4. But Verizon has massive debt, so “asset sales” are manna to Wall Street. Surprised? As an industry, we’re so used to thinking that “second tier carriers” (like Level 3) are (or used to be) financially challenged that we can forget what a trap the first-tier Verizon set for itself when it let Vodafone be a partner in Verizon Wireless. The result was a massive money raise to get the Brits out of Verizon’s hair. Verizon’s current debt is $112 billion – over one hundred billion dollars. So Wall Street is aching for them to sell something. (And certainly Frontier is tapped out after buying large ILEC territories from Verizon … twice!) In a way, this news was inevitable, even if you blanch, as you should, at being called an “asset” rather than a valued customer of Verizon.
5. The Wall Street Journal hasn’t bought in yet. When merger rumors occur, it’s because investment bankers leak. Who they leak to matters. Everything’s on the table these days, but when The Wall Street Journal reports something in the U.S. (or the Financial Times does so in Europe), it means the deal is at the serious stage. So far the Journal hasn’t bitten on this news. Of course that could change.
6. We’ve got enough problems with Verizon as it is. The real significance of this report may be less in what it indicates about the future than what it reflects about the present. Everyone who deals with Verizon knows that its wireless business rules the roost. Account teams are now heavily slanted toward the attitudinal background of the wireless business, which is more “we’re the best, take it or leave it” than the traditional MCI mindset, which was more “what can we do to put you in a car today?” Meanwhile, the carrier is bedeviling customers by shoving them into the Orwellian-named Verizon Rapid Delivery platform, often appearing to break carefully crafted transition language to make this happen.
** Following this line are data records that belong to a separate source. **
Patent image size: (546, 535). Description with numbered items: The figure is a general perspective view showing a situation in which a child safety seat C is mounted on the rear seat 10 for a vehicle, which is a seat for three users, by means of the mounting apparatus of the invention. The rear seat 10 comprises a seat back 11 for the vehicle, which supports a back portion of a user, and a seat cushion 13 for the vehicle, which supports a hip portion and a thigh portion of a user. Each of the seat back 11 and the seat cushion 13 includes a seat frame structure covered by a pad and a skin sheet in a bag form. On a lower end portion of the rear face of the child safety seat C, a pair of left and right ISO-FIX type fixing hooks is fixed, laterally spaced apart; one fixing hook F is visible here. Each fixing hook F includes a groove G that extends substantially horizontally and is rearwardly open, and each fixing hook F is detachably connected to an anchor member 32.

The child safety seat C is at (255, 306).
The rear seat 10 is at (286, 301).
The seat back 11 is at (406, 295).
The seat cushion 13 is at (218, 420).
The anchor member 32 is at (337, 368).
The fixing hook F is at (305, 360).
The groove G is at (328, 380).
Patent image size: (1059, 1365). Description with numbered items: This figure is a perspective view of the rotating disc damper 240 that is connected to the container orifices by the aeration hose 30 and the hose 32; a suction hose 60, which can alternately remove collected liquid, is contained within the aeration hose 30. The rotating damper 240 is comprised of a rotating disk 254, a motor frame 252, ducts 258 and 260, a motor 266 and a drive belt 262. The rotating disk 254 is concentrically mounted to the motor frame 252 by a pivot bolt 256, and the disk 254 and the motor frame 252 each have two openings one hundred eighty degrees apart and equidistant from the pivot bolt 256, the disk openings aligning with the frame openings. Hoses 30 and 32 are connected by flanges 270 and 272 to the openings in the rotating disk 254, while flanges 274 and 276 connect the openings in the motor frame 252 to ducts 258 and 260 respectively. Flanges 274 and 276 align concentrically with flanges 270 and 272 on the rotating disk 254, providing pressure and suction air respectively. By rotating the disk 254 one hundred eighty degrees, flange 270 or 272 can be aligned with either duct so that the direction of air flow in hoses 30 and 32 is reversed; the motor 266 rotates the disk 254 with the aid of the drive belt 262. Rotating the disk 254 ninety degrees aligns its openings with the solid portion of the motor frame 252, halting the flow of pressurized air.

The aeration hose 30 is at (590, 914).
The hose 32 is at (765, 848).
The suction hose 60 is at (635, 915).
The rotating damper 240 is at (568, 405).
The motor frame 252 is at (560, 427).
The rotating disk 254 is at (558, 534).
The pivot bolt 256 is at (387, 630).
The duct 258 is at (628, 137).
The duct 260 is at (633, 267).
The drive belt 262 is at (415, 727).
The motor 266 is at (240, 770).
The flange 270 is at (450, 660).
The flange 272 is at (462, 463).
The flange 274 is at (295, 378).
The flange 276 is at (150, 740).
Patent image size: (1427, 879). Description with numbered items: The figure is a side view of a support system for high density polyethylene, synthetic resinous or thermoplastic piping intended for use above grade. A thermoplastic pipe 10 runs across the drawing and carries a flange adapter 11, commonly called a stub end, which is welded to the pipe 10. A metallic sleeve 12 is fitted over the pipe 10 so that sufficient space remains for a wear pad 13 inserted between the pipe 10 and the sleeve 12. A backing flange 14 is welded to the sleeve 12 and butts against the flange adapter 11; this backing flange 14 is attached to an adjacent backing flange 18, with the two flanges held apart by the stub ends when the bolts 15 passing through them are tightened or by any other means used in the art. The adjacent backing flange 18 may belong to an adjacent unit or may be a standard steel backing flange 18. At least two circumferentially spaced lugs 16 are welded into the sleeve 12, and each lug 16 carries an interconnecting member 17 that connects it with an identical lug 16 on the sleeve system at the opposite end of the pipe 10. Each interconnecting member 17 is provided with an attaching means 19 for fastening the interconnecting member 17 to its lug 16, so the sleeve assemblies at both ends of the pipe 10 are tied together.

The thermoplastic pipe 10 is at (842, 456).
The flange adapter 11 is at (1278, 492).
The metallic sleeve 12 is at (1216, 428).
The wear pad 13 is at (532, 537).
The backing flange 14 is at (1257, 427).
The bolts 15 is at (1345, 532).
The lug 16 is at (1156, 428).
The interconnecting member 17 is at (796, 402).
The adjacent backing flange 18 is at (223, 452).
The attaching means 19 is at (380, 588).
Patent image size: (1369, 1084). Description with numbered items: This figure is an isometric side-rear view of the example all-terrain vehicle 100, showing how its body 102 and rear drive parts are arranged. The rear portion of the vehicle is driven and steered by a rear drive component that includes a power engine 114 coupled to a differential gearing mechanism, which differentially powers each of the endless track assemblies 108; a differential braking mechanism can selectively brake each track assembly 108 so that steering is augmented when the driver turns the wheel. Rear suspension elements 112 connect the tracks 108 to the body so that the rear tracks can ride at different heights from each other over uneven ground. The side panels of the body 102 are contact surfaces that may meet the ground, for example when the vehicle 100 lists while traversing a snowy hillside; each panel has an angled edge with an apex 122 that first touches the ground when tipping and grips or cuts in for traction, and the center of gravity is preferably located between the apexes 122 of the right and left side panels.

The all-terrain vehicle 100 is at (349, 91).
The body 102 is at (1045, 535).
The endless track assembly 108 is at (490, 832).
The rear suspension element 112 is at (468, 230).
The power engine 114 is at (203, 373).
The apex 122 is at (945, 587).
Luckily, behind the scenes it’s obvious that Verizon wouldn’t dare make a move before resolving the utterly critical wireless-backhaul issues that a wireline sale transaction would engender. (Already at least one Wall Street analyst says this is exactly why such a deal probably won’t happen.) Even more than money, what Verizon values is its superior perceived wireless-network performance, and here’s betting that the time it would take to hash out leaseback and other arrangements would play out in public to give everyone plenty of prep time. But even that is several steps down the road.
Don’t worry, all of us have our radar out for you. Put this one in the “anything is possible” column. And remember, no matter how squirrelly any one carrier may be getting in isolation, it all dramatically plays out better if you line up your contracts and transition plans and procure everything competitively. The moment anything here changes, we’ll be on it.